New Arctic fishing agreement signed in Greenland

Stephen Gadd
October 3rd, 2018

This article is more than 6 years old.

Global warming is potentially opening up for commercial fishing in the Arctic region and it is imperative that this activity is properly regulated

The agreement allows for scientific study of stocks before any fishing begins (photo: molajaya-fishingwork.com)

A unique agreement is at present being signed in Ilulissat in Greenland designed to prevent unregulated fishing in the Arctic Ocean.

The signatories are Canada, Denmark (including Greenland and the Faroe Islands), Norway, Russia and the US, plus four of the largest fishing nations – Iceland, Japan, China, South Korea – and the EU.

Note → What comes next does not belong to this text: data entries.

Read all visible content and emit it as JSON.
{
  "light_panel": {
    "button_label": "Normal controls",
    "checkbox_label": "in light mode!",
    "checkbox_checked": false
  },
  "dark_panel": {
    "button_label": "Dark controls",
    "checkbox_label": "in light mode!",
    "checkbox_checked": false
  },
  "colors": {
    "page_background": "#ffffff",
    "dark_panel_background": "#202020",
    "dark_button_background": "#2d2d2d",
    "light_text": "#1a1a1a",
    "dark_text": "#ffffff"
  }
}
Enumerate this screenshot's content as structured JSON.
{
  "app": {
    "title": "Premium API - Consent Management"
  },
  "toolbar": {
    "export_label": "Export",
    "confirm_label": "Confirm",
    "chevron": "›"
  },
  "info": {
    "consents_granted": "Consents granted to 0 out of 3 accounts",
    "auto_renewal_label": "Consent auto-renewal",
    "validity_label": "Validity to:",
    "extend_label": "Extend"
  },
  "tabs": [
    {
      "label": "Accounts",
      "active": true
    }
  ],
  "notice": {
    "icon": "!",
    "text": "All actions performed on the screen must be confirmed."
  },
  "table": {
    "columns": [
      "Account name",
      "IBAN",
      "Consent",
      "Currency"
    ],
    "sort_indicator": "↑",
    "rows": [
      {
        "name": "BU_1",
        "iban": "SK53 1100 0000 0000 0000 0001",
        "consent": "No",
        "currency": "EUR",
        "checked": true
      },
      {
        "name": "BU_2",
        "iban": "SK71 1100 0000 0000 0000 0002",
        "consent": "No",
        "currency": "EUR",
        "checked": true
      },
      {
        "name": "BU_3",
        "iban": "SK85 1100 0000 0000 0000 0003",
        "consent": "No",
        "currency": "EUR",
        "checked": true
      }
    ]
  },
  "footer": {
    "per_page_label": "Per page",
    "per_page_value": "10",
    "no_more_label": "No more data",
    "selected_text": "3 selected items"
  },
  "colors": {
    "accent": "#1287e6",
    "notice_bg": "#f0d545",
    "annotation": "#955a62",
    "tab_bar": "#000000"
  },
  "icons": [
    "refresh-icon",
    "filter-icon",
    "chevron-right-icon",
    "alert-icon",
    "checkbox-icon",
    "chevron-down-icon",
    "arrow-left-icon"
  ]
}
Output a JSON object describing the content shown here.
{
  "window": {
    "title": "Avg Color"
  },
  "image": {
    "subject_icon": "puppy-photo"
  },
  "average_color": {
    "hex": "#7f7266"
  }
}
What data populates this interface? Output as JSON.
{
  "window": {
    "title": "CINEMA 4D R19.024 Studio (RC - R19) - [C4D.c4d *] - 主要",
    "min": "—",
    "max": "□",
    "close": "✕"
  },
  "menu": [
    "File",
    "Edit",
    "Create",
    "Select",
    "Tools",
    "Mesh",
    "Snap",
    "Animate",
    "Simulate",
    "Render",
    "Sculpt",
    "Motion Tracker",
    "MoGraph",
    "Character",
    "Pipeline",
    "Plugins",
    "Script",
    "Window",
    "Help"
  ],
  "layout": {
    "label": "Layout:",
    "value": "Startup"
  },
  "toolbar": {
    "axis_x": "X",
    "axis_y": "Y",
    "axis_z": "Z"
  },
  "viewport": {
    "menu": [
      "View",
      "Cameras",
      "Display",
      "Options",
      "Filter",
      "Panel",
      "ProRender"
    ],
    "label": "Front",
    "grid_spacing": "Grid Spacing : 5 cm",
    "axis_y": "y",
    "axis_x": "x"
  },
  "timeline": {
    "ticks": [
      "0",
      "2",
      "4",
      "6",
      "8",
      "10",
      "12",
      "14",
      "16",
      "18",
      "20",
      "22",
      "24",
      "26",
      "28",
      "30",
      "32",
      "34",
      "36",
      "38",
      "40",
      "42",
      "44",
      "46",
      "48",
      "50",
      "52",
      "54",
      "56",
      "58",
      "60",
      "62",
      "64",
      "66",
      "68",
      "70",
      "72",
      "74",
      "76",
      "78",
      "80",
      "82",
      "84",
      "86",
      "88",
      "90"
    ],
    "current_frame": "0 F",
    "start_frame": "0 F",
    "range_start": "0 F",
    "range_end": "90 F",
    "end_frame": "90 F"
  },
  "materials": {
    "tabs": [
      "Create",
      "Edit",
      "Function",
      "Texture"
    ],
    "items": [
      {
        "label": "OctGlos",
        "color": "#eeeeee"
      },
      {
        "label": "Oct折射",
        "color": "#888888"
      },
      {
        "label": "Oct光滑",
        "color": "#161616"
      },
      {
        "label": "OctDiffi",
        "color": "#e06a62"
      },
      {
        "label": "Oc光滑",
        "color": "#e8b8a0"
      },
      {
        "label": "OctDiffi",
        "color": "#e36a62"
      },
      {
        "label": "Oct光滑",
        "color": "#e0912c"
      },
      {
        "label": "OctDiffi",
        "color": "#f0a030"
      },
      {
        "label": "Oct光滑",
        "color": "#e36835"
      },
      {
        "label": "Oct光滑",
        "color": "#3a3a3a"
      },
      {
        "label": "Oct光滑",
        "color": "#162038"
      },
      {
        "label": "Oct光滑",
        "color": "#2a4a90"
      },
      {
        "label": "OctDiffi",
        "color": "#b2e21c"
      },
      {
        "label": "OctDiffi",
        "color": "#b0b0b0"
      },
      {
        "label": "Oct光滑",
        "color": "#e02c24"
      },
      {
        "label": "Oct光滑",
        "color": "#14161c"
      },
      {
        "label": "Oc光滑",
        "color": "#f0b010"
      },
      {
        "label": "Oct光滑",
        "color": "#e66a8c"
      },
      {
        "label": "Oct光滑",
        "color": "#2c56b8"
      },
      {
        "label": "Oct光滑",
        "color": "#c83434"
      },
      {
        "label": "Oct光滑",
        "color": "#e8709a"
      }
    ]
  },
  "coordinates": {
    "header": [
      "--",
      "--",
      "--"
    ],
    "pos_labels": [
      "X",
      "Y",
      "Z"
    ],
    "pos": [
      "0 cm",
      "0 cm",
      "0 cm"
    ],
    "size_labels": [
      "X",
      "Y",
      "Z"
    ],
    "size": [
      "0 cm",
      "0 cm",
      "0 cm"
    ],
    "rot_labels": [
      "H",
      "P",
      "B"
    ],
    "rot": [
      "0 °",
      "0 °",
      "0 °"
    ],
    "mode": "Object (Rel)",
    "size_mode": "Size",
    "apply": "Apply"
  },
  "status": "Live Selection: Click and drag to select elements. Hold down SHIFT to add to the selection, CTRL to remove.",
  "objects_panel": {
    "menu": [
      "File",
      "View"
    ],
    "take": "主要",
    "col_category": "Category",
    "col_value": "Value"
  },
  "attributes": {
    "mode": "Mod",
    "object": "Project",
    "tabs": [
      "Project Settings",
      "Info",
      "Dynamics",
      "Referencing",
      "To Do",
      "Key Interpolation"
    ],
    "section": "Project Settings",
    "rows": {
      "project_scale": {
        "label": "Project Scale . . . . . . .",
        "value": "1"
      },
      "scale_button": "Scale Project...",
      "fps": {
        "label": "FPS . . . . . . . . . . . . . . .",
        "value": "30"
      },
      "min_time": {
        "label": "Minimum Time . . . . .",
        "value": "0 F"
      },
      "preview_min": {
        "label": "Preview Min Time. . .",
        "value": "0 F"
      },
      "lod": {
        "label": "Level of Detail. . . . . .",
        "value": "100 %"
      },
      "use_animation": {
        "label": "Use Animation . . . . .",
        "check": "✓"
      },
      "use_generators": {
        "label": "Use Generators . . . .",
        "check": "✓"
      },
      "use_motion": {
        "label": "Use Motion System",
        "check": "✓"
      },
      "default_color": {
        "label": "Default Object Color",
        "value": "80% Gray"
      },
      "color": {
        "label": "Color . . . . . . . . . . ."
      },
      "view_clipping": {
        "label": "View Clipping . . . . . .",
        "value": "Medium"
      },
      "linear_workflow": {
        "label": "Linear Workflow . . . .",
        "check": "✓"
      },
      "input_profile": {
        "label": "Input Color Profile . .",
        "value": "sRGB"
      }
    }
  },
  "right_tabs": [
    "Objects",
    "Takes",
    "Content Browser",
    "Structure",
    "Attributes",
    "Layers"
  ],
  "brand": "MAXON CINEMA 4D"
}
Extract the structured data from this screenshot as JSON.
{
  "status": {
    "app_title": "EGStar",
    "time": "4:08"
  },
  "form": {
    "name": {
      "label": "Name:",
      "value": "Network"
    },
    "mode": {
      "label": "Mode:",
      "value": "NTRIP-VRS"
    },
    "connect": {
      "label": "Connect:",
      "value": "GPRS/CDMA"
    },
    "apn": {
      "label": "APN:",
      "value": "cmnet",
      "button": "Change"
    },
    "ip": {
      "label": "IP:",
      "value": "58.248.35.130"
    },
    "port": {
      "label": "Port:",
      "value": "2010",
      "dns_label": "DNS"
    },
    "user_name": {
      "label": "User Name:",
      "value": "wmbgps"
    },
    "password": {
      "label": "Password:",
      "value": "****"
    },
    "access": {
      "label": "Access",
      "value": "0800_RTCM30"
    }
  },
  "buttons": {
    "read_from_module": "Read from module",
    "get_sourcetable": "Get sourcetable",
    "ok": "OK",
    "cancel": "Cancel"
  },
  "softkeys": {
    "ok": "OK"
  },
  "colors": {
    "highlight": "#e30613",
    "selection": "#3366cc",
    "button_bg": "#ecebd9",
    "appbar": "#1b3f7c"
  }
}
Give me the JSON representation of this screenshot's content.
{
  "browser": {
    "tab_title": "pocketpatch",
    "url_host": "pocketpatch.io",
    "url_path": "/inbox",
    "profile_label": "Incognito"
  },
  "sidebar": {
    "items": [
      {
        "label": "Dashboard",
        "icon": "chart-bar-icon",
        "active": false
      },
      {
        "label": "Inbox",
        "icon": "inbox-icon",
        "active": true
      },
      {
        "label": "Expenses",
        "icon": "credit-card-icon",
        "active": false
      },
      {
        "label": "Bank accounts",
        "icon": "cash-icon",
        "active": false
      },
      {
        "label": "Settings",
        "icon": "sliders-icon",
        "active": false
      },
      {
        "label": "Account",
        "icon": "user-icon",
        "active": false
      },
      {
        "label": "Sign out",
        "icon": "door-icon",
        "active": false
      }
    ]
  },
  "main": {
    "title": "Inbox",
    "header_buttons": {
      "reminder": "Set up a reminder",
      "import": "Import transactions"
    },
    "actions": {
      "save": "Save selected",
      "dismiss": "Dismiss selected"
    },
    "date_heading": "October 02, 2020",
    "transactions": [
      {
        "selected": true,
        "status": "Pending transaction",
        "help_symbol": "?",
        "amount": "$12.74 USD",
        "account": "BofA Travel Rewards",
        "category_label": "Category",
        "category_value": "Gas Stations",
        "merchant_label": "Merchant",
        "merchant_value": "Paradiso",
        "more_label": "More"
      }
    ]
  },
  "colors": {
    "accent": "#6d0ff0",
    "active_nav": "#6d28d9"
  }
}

New possibilities, new challenges
The rising temperatures and melting ice in the region caused by global warming have opened up for new possibilities, both in the transport and fishing sectors.

READ ALSO: Historic Arctic fishing agreement landed

The Central Arctic Ocean is an area of around 2.8 million square metres and the agreement will legally bind the signatories not to fish in the area until more is known about fish-stocks. As part of the agreement, a joint scientific, research and monitoring program is being set up.

The area covered by the agreement


“Through this agreement we are demonstrating to the world that we are capable of showing due diligence in the Arctic,” said foreign minister Anders Samuelsen.

“When the ice melts, it presents challenges, but also opportunities within the fishing and transport sectors. We need to take control of both and this agreement ensures that,” he added.

An historic agreement
The fisheries minister Eva Kjer Hansen added that “this is the first time a fishing agreement covering such a large area has been put in place before any fishing has commenced, so it is a truly historic occasion.”

The minister also expressed satisfaction that a joint research and monitoring program was part of the deal so that a solid scientific base can be built up which should result in sustainable fishing.